Oxfordshire, un año después…

Aquella fría mañana de invierno, la lluvia acompañaba a la comitiva que salía de la iglesia de St Mary. Allegados y familiares caminaban detrás del féretro de lady Emily Arundel, que había fallecido días antes de unas fiebres que la habían tenido recluida en su cama durante semanas.

Lord Robert Arundel, vestido de luto, caminaba junto a su hija. Este mantenía un semblante serio y sereno. En cambio, Beth no pudo evitar que las lágrimas inundaran sus ojos. Anne iba justo detrás de ella, sin poder tampoco reprimir su tristeza.

Robert Arundel parecía estar ausente. Ni siquiera agarraba la mano de su hija, que necesitaba en esos momentos el afecto de su padre. Beth, de riguroso luto, caminaba sola y apenada.

Unos hombres colocaron el féretro delante de una lápida en la que podía leerse:

<<Emily Mary Arundel, esposa y madre. 1806—1831>>

Después del entierro, todos los asistentes marcharon a Ascot Park para celebrar una pequeña reunión en honor a la difunta.

Beth miraba a su alrededor, preguntándose quién era toda esa gente a la que nunca había visto en Ascot Park. Todos comían, conversaban e incluso reían. No podía entender que en un día tan lóbrego y triste alguien pudiera siquiera sonreír.

Decidió entonces alejarse del mundanal ruido, y subió al piso superior, donde estaban las habitaciones.

Se dirigió a un lugar que conocía bien: El cuarto de su madre. Abrió la puerta, y al hacerlo, esta rechinó un poco. Todo estaba igual que la última vez que estuvo allí.

Durante el tiempo que su madre estuvo enferma, le impidieron entrar en esa estancia por miedo a un posible contagio, así que no pudo darle el último adiós.

Estaba cansada después de haber pasado mucho tiempo llorando, y decidió tumbarse en la cama de su madre. Al hacerlo, un dulce aroma la envolvió de repente. Era el olor del perfume de su madre, que aún seguía impregnado en las sábanas, a pesar de que estás habían sido cambiadas tras su muerte. Era dulce y embriagador. Una mezcla de fragancias. Rosas y gardenias. Sintió una agradable sensación de paz y calidez, como si su madre la estuviera abrazando. Se agarró a la almohada y cayó en un profundo sueño.

Mientras, abajo en el salón principal, la actividad no cesaba. Anne estaba atendiendo las demandas de los invitados, pero en un momento dado, se dio cuenta de que Beth no estaba donde debía. Decidió dejar lo que estaba haciendo y buscar a la niña para traerla de vuelta al salón. Anne temía la reacción de lord Arundel si se percataba de que Beth no estaba allí. Cualquier excusa era buena para desatar su furia, y era mejor no darle motivos.

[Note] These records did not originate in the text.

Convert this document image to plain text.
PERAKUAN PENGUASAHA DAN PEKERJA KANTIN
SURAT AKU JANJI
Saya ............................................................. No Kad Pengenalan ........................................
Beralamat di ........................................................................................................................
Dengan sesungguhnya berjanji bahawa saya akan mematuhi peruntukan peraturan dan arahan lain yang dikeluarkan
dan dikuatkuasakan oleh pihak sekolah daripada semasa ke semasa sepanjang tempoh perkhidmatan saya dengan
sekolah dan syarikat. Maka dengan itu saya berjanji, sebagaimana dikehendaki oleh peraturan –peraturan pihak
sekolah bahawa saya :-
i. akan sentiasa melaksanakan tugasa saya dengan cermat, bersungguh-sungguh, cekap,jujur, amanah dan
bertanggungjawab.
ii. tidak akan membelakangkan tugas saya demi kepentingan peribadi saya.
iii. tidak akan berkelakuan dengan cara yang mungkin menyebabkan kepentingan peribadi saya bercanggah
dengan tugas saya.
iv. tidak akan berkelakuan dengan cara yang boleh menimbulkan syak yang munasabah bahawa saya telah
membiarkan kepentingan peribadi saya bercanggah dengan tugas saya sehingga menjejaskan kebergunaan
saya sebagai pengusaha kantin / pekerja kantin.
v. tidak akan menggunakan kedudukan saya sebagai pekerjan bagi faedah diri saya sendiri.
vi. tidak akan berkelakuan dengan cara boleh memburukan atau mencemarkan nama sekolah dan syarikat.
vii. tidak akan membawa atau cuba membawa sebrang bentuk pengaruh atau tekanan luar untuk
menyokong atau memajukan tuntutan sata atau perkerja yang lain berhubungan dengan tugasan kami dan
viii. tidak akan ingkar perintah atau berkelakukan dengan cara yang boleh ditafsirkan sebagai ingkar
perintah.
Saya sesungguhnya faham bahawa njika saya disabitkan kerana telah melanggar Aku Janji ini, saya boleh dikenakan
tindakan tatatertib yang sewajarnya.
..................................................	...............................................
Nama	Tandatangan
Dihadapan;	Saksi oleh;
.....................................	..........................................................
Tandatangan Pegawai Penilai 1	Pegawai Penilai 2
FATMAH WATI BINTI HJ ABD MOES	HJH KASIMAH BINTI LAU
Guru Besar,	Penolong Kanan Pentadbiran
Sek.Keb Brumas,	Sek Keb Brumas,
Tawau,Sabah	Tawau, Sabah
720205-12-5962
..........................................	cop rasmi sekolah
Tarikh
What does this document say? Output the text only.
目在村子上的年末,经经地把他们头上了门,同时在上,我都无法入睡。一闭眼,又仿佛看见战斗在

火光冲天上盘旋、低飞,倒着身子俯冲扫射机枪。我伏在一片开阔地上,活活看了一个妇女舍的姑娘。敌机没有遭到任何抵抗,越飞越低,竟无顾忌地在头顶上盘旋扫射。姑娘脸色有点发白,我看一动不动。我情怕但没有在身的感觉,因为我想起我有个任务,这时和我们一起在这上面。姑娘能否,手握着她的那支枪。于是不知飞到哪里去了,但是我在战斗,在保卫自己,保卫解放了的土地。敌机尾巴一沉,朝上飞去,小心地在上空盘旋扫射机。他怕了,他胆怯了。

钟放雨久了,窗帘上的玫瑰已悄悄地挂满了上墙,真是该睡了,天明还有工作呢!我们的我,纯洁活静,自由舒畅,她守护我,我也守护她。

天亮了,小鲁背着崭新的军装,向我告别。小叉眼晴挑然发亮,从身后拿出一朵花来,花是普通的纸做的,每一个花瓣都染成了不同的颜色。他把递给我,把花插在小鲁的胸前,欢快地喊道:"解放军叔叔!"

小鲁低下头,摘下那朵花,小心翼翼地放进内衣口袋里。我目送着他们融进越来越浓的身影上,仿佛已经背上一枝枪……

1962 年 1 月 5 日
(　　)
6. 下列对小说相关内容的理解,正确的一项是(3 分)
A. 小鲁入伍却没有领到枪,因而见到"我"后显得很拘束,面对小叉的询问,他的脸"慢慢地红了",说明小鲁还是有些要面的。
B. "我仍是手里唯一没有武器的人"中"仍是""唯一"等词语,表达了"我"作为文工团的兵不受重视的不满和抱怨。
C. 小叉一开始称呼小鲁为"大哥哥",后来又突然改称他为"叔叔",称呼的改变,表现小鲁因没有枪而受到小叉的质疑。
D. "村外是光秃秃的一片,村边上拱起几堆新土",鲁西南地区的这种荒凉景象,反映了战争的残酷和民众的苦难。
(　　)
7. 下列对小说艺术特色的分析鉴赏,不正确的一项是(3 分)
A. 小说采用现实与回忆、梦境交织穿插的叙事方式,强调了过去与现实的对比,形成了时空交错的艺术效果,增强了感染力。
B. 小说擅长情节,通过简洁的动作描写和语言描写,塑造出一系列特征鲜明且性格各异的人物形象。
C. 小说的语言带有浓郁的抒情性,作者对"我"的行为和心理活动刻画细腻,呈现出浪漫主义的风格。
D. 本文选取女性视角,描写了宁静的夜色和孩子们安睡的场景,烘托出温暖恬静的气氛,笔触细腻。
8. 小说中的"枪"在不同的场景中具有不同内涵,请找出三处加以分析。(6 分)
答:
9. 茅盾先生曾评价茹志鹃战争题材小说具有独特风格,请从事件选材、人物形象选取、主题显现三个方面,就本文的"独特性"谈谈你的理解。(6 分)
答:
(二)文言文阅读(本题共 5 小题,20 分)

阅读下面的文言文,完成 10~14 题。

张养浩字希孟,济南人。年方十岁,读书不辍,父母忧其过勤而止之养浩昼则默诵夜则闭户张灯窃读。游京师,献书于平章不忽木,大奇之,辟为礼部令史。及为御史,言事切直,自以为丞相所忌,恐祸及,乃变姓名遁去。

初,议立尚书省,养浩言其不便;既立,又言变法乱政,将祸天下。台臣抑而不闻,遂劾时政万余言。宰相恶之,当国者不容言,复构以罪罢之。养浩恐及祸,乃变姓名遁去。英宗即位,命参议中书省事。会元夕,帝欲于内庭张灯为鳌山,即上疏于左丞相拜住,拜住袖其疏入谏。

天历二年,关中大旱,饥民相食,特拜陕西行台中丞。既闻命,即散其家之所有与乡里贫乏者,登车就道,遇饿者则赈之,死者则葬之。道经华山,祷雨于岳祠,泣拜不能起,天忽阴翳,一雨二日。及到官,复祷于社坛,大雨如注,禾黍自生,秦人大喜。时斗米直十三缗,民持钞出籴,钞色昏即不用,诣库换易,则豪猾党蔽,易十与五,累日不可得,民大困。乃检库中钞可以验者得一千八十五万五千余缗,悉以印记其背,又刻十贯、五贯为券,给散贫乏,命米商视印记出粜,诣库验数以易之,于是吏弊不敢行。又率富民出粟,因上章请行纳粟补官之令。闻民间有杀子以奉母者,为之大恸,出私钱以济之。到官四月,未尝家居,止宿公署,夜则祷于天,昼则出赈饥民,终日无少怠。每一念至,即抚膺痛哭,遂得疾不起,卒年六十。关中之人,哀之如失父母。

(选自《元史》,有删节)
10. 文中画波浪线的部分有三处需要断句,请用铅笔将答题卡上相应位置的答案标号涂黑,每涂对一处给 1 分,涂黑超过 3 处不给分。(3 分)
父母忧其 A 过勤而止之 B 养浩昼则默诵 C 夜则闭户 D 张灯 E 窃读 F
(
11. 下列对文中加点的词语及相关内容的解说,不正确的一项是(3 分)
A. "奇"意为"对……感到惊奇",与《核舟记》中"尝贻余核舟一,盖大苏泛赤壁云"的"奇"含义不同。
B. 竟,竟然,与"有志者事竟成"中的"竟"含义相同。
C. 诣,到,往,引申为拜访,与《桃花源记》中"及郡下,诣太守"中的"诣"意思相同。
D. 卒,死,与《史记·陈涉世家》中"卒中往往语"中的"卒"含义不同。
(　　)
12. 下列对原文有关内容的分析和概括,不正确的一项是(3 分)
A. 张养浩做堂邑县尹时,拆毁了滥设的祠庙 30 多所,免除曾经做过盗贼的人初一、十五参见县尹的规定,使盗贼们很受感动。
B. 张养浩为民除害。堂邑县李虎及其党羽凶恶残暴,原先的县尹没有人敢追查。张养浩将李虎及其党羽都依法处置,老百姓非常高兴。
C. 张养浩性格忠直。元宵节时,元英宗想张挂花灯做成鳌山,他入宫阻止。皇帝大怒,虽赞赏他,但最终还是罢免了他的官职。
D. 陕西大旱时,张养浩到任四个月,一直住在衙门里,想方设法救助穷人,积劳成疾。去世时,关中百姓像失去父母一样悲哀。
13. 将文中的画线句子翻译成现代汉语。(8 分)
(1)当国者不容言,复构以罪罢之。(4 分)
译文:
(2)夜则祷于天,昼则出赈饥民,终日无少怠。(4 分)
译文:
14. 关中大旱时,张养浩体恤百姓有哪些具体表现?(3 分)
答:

Subió a la segunda planta y empezó a buscarla por todas las habitaciones, hasta que llegó a la de su difunta señora. Abrió la puerta y vio ante sus ojos una escena que hizo que se le encogiera el corazón. Beth estaba plácidamente dormida sobre la cama de su madre.

A Anne le pareció estar volviendo atrás en el tiempo, cuando Beth era un bebé y dormía en el regazo de su señora. De repente, un sentimiento de culpa la invadió. No quiso escuchar las advertencias de lady Emily. Ahora la niña quedaba a merced de un ser despreciable, que era su padre solo en el nombre. Anne respiró hondo e intentó serenarse. No pensaba dejar a Beth sola, la protegería lo mejor que pudiera. Entonces, se acercó a la pequeña, y la despertó.

—Señorita Beth, despierte.

Beth abrió los ojos, se desperezó y miró a Anne con tristeza.

—Anne, ¿no puedo quedarme un poco más?

—No, señorita Beth. Su padre podría enfadarse si no la encuentra. Y no queremos eso ¿verdad?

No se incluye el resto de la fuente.